New software could aid the impact of antibiotic in people

A computer programme has been designed which can quickly analyse bacterial DNA from a patient’s infection and predict which antibiotics will work, and which will fail because of drug resistance.
The software is having trials in three British hospitals to see whether it could help speed up diagnosis of drug-resistant infections and enable doctors to better target the prescription of antibiotics.
The Mykrobe Predictor software, developed by Zamin Iqbal and colleagues at the Wellcome Trust Centre for Human Genetics, University of Oxford, runs on a standard laptop or tablet without the need for any specialist expertise.
It can analyse the entire genetic code of a bacterium in under three minutes, once a bacterial sample has been cultured and its DNA sequenced.
A study on more than 4,500 retrospective patient samples, published in Nature Communications, shows the software accurately detects antibiotic resistance in two life-threatening bacterial infections: Staphylococcus aureus (one form of which causes MRSA) and TB.
Drug resistance poses a major threat to global health and could mean serious and life-threatening infections become impossible to treat. As with other species, bacteria are constantly evolving through changes in their DNA. Some of these make them resistant to certain drugs, meaning they are more likely to survive and pass on their resistant traits to other bacteria.
One of the best ways to prevent the spread of resistant bacteria is to make sure patients with an infection are treated quickly with the right type of antibiotic.
However, to find out which particular strain of bacteria is causing a patient’s infection and which drugs it is resistant to, doctors must carry out drug susceptibility testing, where different antibiotics are applied to the bacteria in a petri dish to see whether they kill it. This process can take days, or even months for slow-growing infections like TB.
Scientists believe they could obtain the same information much faster by looking directly at the DNA sequence of the bacterium for mutations that are known to cause resistance.
However, the interpretation of genetic information often requires a large amount of computing power and the expertise of specialist bio-informaticians.
The software streamlines this process by automating genome analysis, cross-checking the bacterium’s DNA sequence with previous strains to look for resistance-causing mutations and presenting information about the bacteria in an easy-to-understand format.

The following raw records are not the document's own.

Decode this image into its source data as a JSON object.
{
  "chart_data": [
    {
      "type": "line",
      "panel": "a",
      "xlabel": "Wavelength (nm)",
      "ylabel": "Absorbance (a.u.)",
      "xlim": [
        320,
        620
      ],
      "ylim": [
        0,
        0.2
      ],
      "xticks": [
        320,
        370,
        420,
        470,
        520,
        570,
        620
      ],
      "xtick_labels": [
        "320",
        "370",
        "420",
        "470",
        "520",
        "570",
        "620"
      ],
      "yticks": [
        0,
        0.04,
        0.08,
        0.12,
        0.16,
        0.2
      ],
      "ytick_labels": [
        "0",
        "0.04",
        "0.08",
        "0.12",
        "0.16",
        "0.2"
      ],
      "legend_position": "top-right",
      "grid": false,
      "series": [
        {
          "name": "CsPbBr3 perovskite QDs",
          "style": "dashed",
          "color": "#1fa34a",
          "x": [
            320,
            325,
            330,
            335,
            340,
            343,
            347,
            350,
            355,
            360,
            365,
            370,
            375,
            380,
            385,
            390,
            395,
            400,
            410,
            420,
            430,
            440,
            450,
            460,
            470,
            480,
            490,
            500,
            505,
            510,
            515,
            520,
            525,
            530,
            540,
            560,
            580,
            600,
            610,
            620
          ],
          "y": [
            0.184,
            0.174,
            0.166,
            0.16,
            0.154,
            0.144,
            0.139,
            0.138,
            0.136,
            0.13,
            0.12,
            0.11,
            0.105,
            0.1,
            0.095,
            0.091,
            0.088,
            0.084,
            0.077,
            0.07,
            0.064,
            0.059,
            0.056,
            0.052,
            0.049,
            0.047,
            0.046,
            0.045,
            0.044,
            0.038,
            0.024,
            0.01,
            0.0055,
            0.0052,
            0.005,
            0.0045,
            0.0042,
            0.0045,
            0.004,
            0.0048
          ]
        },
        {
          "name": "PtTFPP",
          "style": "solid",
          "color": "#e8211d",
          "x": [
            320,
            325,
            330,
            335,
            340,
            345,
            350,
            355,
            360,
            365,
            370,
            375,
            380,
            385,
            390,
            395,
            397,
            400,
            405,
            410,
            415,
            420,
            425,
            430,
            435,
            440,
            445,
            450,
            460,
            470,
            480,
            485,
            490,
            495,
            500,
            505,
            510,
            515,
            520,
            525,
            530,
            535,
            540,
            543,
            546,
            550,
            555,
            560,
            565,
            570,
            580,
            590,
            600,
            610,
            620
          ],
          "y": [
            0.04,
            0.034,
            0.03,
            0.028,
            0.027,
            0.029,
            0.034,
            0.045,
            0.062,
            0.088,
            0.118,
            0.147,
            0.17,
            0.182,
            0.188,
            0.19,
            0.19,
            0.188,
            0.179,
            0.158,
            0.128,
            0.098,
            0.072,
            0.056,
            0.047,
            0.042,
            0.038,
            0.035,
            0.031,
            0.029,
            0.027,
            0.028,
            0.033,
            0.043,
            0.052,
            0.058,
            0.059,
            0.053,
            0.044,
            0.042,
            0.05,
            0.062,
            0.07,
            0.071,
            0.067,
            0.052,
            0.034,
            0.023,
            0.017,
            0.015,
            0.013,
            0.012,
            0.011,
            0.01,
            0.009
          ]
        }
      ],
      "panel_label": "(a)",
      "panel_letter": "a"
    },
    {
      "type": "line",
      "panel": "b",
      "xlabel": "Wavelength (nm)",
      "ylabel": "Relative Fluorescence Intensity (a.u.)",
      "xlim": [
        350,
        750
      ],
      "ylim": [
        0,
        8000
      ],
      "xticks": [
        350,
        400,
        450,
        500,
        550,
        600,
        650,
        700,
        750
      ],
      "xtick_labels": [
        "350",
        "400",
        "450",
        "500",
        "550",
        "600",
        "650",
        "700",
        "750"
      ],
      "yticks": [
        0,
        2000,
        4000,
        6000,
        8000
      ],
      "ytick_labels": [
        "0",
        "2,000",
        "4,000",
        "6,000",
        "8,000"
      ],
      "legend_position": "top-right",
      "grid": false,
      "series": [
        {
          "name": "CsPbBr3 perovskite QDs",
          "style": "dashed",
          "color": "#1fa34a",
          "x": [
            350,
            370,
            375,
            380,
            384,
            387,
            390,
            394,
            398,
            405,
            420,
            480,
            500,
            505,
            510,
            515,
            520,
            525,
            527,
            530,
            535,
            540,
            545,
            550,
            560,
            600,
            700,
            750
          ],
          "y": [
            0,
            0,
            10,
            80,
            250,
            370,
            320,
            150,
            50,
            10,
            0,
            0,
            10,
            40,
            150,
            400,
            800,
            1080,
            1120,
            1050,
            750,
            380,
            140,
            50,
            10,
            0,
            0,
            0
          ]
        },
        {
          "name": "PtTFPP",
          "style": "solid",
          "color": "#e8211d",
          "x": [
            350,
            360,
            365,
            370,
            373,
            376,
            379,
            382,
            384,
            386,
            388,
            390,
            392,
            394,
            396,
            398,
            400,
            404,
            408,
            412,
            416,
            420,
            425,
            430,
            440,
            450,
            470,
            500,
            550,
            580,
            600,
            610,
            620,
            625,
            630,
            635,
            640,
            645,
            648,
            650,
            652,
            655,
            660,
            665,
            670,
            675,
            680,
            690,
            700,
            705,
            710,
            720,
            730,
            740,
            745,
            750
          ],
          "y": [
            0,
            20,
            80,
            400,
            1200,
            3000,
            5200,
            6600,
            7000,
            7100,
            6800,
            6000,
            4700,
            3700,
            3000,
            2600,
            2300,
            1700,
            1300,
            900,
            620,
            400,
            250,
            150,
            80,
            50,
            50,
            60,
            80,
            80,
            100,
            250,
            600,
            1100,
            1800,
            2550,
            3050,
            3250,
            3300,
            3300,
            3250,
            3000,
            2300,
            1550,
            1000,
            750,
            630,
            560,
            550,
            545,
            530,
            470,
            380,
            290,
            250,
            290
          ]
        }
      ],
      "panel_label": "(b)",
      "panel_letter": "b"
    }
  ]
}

It was able to detect resistance to the five first-line antibiotics in more than 99% of Staphylococcus aureus cases, matching the performance of traditional drug sensitivity testing.
For TB, where the genetic basis for drug resistance is less well understood, it still matched the performance of current DNA tests (which look at snippets of DNA, but not the whole sequence), detecting 82.6% of resistant infections around five to 16 weeks faster than traditional drug susceptibility testing.
Dr Iqbal, senior author of the paper, said: “Our software manages data quickly and presents the results to doctors and nurses in ways that are easy to understand, so they can instinctively use them to make better treatment decisions.”